Insuring against a range of potentially disastrous events – not just natural disasters – is essential for PCOs, according to Jason Holmes, of H2 Insurance Solutions.
“What can you do to protect the financial investment of your client in the case of, for example, a fire at the venue you have booked?” he asked delegates at the PCO Association conference.
With the recent history of so many natural disasters – the Black Saturday bushfires in Victoria, earthquakes in Christchurch and Japan, floods and cyclones in Queensland, hurricanes in the United States and floods in Thailand – PCOs should be thinking of how to best protect themselves and their clients if the worst happens.
Potential risks include damaged venues, gas leaks, death or serious workplace injury, airport closures because of bad weather, adverse weather at outdoor venues (including marquees) and the non-appearance of key speakers for your client’s conference. Circumstances may also prevent overseas delegates from getting to the conference.
Holmes said other issues include communicable diseases such as bird flu or SARS also need to be considered, and insurance cover for terrorism events is also being asked about more and more.

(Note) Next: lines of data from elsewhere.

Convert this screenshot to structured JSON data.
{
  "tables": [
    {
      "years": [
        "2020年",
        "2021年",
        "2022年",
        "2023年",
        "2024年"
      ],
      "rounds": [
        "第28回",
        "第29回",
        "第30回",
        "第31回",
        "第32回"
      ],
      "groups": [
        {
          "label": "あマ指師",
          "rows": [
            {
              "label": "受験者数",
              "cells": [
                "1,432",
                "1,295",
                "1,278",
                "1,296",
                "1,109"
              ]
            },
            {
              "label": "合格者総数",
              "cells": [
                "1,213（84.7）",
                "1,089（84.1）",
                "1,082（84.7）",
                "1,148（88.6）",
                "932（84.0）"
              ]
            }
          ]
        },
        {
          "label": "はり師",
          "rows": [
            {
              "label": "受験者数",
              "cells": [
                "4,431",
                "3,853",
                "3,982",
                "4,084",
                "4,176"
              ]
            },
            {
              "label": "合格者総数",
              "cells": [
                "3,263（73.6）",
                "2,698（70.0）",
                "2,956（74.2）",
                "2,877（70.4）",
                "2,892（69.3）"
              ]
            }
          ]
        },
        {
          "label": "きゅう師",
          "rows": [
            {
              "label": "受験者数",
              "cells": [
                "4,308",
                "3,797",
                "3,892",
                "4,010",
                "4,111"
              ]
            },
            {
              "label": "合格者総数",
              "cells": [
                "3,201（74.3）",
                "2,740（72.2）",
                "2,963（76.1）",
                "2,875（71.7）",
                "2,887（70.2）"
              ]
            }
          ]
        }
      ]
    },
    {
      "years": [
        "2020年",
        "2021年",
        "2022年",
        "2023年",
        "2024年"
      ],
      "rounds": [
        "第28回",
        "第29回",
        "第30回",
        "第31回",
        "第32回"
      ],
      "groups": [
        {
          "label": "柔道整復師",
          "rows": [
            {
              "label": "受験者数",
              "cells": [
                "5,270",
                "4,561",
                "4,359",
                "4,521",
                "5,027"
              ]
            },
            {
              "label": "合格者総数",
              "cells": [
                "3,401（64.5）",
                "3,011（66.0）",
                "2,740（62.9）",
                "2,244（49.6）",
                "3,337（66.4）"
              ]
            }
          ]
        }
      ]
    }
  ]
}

He said PCOs should make their clients aware of the need for insurance, assess the risk and establish how high it is, then decide whether to accept that risk or to insure against it.
The next decision is how much to insure for, whether that is gross revenue, costs and expenses or net profit. The minimum should be insurance for full costs and expenses, he said.
PCO businesses need professional indemnity, public liability, business package (property theft, vehicles) and general property (laptops etc) insurance, he said. All PCOs should at least have liability insurance so they are not responsible for something that is the responsibility of the conference owner or promoter.
“Insurance does matter,” he told delegates. “Protect the finances of your conference and make sure your client knows it.”